I just perhaps see each extra layer added as another step for potential failure of not done 100%. Skip the headache and get bigger tiles

Why would I need to tank the Hardie backer, if I chose to use it? The shower former has an XPS waterproof core. Raising the height of the former wouldn't then require the need to tank the top layer again, unless I'm missing something. What's the logic behind tanking it again?
 

Tony_C

TF
Arms
Esteemed
2,128
518
Glasgow
Hardie isn't waterproof, just has a resistance to water. Yes your xps tray is waterproof but you don't want to be letting hardie sitting submerged in water it's the layer between the tiles and tray so it would be. You would want to help the water pass off it and not through it.

If your unsure read the hardie instructions or call them, Its stated in their manual to tank it also in a wetroom situation.
 
Hardie isn't waterproof, just has a resistance to water. Yes your xps tray is waterproof but you don't want to be letting hardie sitting submerged in water it's the layer between the tiles and tray so it would be. You would want to help the water pass off it and not through it.

If your unsure read the hardie instructions or call them, Its stated in their manual to tank it also in a wetroom situation.

Yes I know that Hardie is water resistant only and not waterproof. It wouldn't be submerged in water; displacement would mean the water would sit above the top layer. Yes if left then the adhesive and hardie board would absorb some of the water; if the drain was blocked then yes it could soak through and down to the foam core below it.

It's the same as saying the tile adhesive under the tiles is submerged in water all the time.

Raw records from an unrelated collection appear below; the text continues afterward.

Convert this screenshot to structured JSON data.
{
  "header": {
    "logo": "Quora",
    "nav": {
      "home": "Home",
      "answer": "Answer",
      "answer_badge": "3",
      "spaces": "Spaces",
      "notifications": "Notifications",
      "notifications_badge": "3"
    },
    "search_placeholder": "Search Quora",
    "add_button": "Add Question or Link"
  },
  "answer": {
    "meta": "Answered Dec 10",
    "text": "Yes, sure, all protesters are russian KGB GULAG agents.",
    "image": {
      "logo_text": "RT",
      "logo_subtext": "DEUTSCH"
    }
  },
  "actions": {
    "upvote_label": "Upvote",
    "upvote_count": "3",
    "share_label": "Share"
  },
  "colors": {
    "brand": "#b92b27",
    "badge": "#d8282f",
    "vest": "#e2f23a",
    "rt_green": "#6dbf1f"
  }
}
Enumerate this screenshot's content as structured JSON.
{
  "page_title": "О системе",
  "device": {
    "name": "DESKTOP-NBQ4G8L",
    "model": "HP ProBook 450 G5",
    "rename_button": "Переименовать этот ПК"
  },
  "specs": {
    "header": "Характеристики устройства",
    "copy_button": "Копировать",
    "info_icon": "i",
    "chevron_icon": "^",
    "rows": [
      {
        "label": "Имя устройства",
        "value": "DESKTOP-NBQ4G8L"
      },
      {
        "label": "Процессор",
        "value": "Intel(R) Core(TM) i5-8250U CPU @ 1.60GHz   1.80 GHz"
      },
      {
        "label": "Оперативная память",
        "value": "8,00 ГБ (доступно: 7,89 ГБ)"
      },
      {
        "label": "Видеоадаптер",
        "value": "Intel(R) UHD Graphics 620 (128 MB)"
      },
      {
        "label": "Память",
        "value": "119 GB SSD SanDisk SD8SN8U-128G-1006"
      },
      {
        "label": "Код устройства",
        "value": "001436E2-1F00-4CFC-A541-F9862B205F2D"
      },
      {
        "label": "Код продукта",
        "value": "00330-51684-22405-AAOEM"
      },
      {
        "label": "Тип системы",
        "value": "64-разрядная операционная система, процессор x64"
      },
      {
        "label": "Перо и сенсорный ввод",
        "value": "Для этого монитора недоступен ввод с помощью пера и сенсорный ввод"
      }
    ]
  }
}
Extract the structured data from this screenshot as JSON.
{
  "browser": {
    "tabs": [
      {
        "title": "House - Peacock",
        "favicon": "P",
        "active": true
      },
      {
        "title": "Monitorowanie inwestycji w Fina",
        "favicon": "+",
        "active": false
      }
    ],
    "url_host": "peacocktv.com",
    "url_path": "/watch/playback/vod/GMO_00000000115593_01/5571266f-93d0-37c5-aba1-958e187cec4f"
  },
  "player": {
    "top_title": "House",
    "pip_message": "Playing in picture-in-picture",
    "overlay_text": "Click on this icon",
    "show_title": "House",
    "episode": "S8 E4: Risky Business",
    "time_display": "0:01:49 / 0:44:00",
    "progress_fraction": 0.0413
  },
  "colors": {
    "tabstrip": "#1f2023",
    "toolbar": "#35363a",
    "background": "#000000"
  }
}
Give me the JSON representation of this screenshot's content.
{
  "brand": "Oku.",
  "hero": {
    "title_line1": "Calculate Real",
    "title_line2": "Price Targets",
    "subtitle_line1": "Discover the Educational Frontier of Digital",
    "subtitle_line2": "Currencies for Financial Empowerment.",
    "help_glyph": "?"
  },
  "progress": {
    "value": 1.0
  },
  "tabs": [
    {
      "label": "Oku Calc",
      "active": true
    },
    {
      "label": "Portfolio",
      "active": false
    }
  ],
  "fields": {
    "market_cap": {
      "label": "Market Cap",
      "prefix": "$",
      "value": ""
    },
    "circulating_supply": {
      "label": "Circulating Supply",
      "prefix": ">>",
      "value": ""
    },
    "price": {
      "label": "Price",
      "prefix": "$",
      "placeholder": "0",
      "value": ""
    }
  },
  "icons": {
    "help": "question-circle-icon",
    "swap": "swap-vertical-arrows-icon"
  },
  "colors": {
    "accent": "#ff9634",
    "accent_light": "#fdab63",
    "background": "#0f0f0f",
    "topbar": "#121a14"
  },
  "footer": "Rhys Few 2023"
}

Unless I'm missing something I can't see the need to tank again if I used Hardie to increase the height. Anyone else any thoughts on this?

Thanks,

Daz
 
H

hmtiling

There's not many foam core formers that'll accept mosaic that small. Also, over boarding with xps you'll have the same issue.
I'd change the tiles but if I had to go the hardie route I'd tank it as otherwise you'll have a 7/8mm layer of absorbant material under the drain height as that former has no sub tile drainage. There's a possibility of efflorescence issues then as the water has nowhere else to go
 

Tony_C

TF
Arms
Esteemed
2,128
518
Glasgow
You need the tanking to displace the water that reaches the hardie, not bare hardie which would soak it up rather than displace it. Water will pass through the grout and reach it unless you go down the epoxy route.

It's the same as saying the tile adhesive under the tiles is submerged in water all the time.

It's not. Whatever water would reach through to the tray/adhsesive would then run down the falls to the drain as the top layer of the tray is waterproof along with the core, the hardie isn't.

In these types of job you are trying to limit failure, for the sake of what it would cost to tank less than a square meter i don't know why you are dead set against the advice?

Anyhoo i've already advised all i can on it. I'm sure others will come along with similar advice
 
Last edited:
You need the tanking to displace the water that reaches the hardie, not bare hardie which would soak it up rather than displace it. Water will pass through the grout and reach it unless you go down the epoxy route.

In these types of job you are trying to limit failure, for the sake of what it would cost to tank less than a square meter i don't know why you are dead set against the advice?

Anyhoo i've already advised all i can on it. I'm sure others will come along with similar advice

Thanks for the advice. Lol I'm not dead set against tanking the area; I was merely questioning the need to do it.
 
Been out looking at tiles again today to replace the original mosiacs.

Have found a square porcelain tile that's 160mm by 160mm. See below:

IMG_20191217_142607.jpg


IMG_20191217_142617.jpg


Would I need to envelope cut this rule to follow the fall of the tray or as it is 160mm would it be small enough to still follow the fall?

If I need to envelope cut them then could I rotate them and fit them as a diamond pattern where then it would follow the fall to two corners and be close to the other two corners of the shower (tray is 1200 by 900). I've probably not explained that very well but see below :

IMG_20191217_142547.jpg


If you imagine I have cut the tile where the drain would be then maybe this would be an option to avoid envelope cuts.